Both the Centers for Disease Control (CDC) and the Pennsylvania Department of Education (PDE) recently published guidance for schools to consider when reopening in the fall.
These guidelines, which were released on May 19 (CDC) and June 3 (PDE), suggest ways that districts can reduce the risk of COVID-19 outbreaks in their schools and protect the safety of students, staff, and their families.
Contrary to some misinformation that was spread on social media, schools will not be required to follow these guidelines but are encouraged to do what is “feasible, practical, acceptable, and tailored to the needs of the community” for each school.
Most of these strategies involve encouraging or mandating students and staff to follow the guidelines the CDC set for everyone, such as proper hand-washing, staying home when sick or coming in contact with someone who is sick, covering coughs and sneezes, and limiting physical contact with others.
However, some strategies, such as requiring students to wear masks or remaining six feet apart, will be challenging to implement, according to Cornwall-Lebanon School District superintendent Dr. Phillip Domencic.
“I think it would very difficult to enforce [mask-wearing],” he said. “I think that could be very challenging in a school environment, especially given the age of students.”
Domencic also does not think that any classroom in CLSD would be able to accommodate keeping students six or more feet apart, in accordance with CDC guidelines. However, he does think there are other ways, such as utilizing desk layouts and increasing cleaning protocols in large-congregation areas, to decrease the risk of students contracting or spreading COVID-19.

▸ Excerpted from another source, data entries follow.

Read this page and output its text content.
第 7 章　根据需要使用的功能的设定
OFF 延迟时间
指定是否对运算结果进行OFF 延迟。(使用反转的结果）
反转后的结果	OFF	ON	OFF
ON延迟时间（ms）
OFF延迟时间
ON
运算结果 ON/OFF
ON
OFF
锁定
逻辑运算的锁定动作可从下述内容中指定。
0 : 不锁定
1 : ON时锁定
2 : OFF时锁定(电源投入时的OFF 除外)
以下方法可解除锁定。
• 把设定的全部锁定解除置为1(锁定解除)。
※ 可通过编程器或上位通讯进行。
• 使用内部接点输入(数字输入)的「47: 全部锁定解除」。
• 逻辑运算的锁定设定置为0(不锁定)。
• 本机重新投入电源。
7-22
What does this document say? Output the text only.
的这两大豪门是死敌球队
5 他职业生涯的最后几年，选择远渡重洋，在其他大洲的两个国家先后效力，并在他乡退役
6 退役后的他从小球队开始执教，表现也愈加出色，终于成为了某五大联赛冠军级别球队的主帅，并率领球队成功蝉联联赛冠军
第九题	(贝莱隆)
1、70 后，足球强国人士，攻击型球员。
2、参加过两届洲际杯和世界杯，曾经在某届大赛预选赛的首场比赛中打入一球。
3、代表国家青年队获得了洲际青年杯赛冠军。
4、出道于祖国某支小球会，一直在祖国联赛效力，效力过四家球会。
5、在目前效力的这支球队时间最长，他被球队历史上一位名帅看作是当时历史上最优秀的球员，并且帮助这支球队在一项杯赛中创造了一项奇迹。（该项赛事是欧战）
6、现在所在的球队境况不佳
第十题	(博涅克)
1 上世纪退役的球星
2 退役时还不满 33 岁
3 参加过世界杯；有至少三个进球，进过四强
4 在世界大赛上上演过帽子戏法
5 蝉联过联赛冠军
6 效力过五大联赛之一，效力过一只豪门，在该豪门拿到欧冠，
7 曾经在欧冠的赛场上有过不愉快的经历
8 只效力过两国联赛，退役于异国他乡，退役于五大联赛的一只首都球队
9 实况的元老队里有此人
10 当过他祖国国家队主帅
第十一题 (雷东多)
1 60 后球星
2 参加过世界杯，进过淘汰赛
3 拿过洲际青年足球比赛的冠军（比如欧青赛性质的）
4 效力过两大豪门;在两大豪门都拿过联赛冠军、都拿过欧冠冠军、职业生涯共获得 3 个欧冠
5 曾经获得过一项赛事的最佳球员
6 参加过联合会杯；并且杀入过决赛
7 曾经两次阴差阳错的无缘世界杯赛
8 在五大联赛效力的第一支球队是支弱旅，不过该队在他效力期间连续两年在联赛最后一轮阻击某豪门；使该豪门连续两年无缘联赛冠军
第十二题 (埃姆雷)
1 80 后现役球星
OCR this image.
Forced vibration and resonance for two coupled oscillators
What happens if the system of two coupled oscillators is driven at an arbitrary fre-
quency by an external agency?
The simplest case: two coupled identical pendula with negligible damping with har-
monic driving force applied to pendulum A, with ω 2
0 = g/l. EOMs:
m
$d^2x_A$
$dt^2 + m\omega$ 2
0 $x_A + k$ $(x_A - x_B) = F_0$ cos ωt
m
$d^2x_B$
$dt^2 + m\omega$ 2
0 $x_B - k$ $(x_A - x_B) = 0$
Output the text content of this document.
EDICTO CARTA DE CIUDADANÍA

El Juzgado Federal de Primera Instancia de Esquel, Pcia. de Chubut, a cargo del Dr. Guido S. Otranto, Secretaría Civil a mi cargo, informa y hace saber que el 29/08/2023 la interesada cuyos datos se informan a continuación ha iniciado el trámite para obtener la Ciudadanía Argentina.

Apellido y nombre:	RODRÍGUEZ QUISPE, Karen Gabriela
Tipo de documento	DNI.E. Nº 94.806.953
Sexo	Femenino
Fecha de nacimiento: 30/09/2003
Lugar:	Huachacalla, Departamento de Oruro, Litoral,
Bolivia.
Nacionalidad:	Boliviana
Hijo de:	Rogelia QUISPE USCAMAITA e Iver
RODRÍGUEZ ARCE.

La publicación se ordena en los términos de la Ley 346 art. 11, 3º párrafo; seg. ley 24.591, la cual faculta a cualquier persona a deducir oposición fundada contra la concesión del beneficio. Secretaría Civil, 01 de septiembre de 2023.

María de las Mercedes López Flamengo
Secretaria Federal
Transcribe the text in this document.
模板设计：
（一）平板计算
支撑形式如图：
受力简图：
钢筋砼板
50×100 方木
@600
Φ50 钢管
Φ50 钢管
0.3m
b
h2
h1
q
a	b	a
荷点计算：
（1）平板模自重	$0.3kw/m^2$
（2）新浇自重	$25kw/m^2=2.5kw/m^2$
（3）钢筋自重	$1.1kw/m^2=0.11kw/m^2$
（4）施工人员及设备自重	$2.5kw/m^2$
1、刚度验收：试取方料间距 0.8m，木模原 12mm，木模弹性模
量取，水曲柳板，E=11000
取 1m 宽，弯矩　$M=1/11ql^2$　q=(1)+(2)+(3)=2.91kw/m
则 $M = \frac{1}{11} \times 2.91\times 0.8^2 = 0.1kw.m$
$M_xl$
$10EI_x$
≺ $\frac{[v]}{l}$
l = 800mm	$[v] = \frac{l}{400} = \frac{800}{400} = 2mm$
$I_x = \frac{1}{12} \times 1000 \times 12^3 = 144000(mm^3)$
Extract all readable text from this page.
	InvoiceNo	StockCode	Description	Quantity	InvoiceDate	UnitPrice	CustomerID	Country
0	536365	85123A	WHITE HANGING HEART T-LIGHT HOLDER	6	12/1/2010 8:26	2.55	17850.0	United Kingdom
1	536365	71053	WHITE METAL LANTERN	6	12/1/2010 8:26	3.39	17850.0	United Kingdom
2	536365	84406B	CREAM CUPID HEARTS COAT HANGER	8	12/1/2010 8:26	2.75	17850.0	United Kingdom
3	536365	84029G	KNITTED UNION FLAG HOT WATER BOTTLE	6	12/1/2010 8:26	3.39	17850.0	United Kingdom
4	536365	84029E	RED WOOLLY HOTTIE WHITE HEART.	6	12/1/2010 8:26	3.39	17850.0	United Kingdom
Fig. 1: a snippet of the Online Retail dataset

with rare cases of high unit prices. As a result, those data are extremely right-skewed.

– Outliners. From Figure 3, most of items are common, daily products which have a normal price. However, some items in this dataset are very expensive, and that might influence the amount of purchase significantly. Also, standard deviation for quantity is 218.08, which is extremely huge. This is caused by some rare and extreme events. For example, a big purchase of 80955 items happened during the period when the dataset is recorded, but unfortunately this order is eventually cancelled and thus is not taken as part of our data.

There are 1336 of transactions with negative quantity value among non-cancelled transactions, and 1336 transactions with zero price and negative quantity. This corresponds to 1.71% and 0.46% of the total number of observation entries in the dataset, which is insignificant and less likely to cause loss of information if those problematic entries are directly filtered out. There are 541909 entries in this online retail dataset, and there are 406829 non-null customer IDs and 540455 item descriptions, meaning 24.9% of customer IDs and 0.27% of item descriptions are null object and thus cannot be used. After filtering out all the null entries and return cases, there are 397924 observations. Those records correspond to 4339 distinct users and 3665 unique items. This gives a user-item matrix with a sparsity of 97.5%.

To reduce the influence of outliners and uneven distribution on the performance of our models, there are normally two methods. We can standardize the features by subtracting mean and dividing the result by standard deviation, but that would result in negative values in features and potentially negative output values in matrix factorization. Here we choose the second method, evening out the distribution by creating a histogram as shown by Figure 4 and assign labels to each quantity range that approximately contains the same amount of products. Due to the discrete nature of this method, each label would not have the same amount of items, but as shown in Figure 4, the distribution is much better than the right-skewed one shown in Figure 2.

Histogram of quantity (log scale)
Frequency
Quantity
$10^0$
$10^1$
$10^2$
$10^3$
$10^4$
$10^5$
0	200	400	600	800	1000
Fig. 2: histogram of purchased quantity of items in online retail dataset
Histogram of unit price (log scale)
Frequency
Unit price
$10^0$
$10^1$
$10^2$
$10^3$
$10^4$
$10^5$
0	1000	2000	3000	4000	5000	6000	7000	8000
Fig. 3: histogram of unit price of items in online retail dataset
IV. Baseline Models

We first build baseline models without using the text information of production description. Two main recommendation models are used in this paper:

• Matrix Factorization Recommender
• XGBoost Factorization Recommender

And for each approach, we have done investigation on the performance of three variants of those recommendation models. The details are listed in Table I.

“My thoughts are that there are certainly going to be challenges as we try to return to school,” said Domencic. “However, we also know that, in our communication with students, parents, families and our communities, we need to return to school.
“We need to figure out a way to do this.”
CLSD is currently in the early stages of planning for the 2020-2021 school year because, like most other school districts, they only recently completed the 2019-2020 school year.
“Everything that we’re talking about here, this is in the pre-development stage,” said Domencic. “All school districts are just developing these things now. These things … are not set in stone yet, by any means.”
CLSD is continually referring to CDC and PDE guidelines as they plan for what the fall will look like for schools in the district.
“We have reviewed [the guidelines] and we are continuing to do so,” said Domencic. “We really have to devote our time and energy [to] making sure that our high-risk populations are protected as great as possible and really focusing in and honing in on that.
“There are a lot of things to consider for what the fall will be.”
In addition to the safety of their students and staff, CLSD will also take into consideration the effects their efforts to slow the COVID-19 spread will have on the sense of community within the district.
“While we absolutely need to do things to mitigate the spread of COVID-19, we also have to make sure that our school environments have a healthy school culture and that sense of community so that we can continue our mission of how we make learning productive for our students,” said Domencic. “We have to make sure that the same things we are doing don’t eliminate our ability to do what we do.
“That’s going to be one of the big considerations we’re going to have to have with all of our plans.”
Throughout the decision-making process, CLSD also plans to get input from parents. They recently conducted a survey with parents in the district and, while the responses are still being reviewed, the vast majority of parents who responded were in favor of sending their children back to school this fall.
As of now, CLSD plans on welcoming their student and staff back to school on Aug. 31 if it is safe for them to do so.
“Our commitment to returning to school is because we believe that this is the best way that we can take care of our students and our community,” said Domencic. “I commend everyone, our students, our parents, our teachers, everybody that rose to the occasion of this challenge that we had over the past few months.
“It was difficult, we know, for everybody. But we also have committed to getting back to our schedules and our regular routines because it’s the best way we can serve our students and our community.”
Note: LebTown reached out to several school districts in Lebanon County for this article, but was only able to secure comment from CLSD. Watch for additional coverage on this topic in the near future.